On Behalf of | Feb 6, 2023 | Criminal Law

If you were charged with a criminal offence and the courts placed you on probation, you must comply with the terms of that order. If you do not, you could face serious penalties. So, if your probation officer claims you committed a violation, you need to know what you can do to protect yourself and what options you have.

Determine whether it’s a valid violation

A probation officer might claim you violated your probation because of a mistake, a poor judgement call or an oversight on their part. How might this happen?

First, according to The Ministry of the Solicitor General, there are 32,000 people supervised by 121 probation offices across Ontario daily. With so many probationers, it is entirely possible for an officer to get cases or people confused.

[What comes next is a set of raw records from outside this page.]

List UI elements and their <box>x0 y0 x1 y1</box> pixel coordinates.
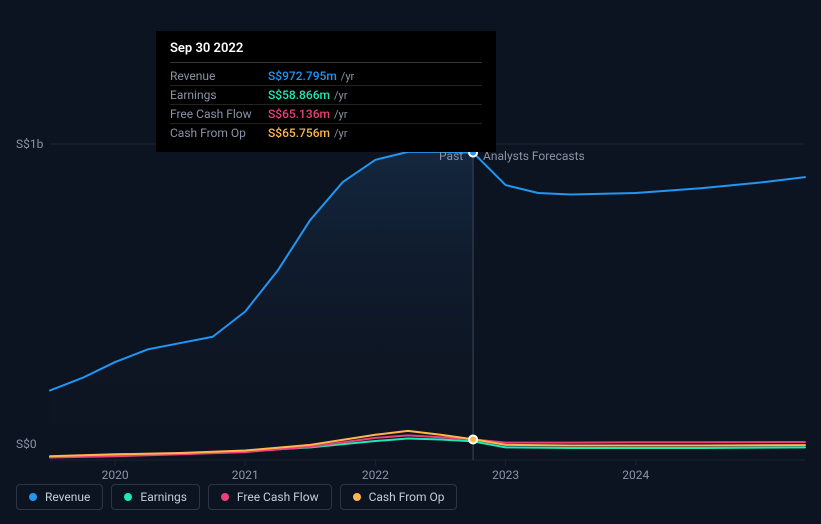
tooltip-unit: /yr <box>334 127 347 140</box>
tooltip-value: S$972.795m <box>268 69 337 83</box>
legend: Revenue Earnings Free Cash Flow Cash From O… <box>16 484 457 510</box>
tooltip-row: Free Cash FlowS$65.136m/yr <box>170 105 482 124</box>
tooltip-unit: /yr <box>334 108 347 121</box>
legend-dot <box>353 493 361 501</box>
legend-label: Earnings <box>140 490 187 504</box>
legend-dot <box>124 493 132 501</box>
x-axis-label: 2023 <box>492 468 519 482</box>
legend-dot <box>29 493 37 501</box>
legend-label: Cash From Op <box>369 490 445 504</box>
tooltip-row: RevenueS$972.795m/yr <box>170 67 482 86</box>
legend-item[interactable]: Revenue <box>16 484 103 510</box>
chart-container: S$1b S$0 2020 2021 2022 2023 2024 Sep 30 202… <box>16 16 805 508</box>
tooltip-metric: Revenue <box>170 69 268 83</box>
tooltip-unit: /yr <box>334 89 347 102</box>
plot-area: S$1b S$0 <box>50 144 805 460</box>
tooltip-value: S$65.136m <box>268 107 330 121</box>
tooltip-metric: Cash From Op <box>170 126 268 140</box>
legend-dot <box>221 493 229 501</box>
tooltip: Sep 30 2022 RevenueS$972.795m/yrEarnings… <box>156 31 496 152</box>
legend-item[interactable]: Cash From Op <box>340 484 458 510</box>
tooltip-value: S$58.866m <box>268 88 330 102</box>
tooltip-value: S$65.756m <box>268 126 330 140</box>
tooltip-unit: /yr <box>341 70 354 83</box>
y-axis-label-bottom: S$0 <box>16 437 48 451</box>
forecast-label: Analysts Forecasts <box>483 149 585 163</box>
tooltip-metric: Earnings <box>170 88 268 102</box>
x-axis-label: 2020 <box>102 468 129 482</box>
tooltip-title: Sep 30 2022 <box>170 41 482 63</box>
tooltip-metric: Free Cash Flow <box>170 107 268 121</box>
legend-label: Free Cash Flow <box>237 490 319 504</box>
legend-label: Revenue <box>45 490 90 504</box>
chart-svg <box>50 144 805 460</box>
x-axis-label: 2021 <box>232 468 259 482</box>
tooltip-row: EarningsS$58.866m/yr <box>170 86 482 105</box>
x-axis-label: 2022 <box>362 468 389 482</box>
tooltip-row: Cash From OpS$65.756m/yr <box>170 124 482 142</box>
y-axis-label-top: S$1b <box>16 137 48 151</box>
x-axis-label: 2024 <box>622 468 649 482</box>
legend-item[interactable]: Free Cash Flow <box>208 484 332 510</box>
legend-item[interactable]: Earnings <box>111 484 200 510</box>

And relationships between probationers and officers can be incredibly strained. Stress, anger and threats of violence or harassment can occur between parties. And when the officer holds so much power, any claim they make could be taken as fact, even if it is not entirely accurate.

With this said, determining whether a breach of probation is accurate is as crucial as defending against any criminal charge. 

Avoid unnecessarily harsh penalties

If you have done something that goes against the courts, know that you still have legal options and rights. Just because you may have done something wrong does not necessarily mean you are guilty of a criminal offence. 

You have the option to provide a reasonable excuse. For instance, if you cannot drive, per the terms of your probation, but you did because a family member had an emergency requiring you to drive, it could be a reasonable excuse.

Another way to avoid the harshest penalties is to work with a lawyer to argue against them. Getting a warning, reduced fines or a stay of proceedings could be possible.

Whatever the breach of probation may be, it is crucial that you take these allegations seriously. Failure to do so could expose you to penalties more severe than any you might have initially been facing. Defending yourself in these situations can help you overcome these legal challenges.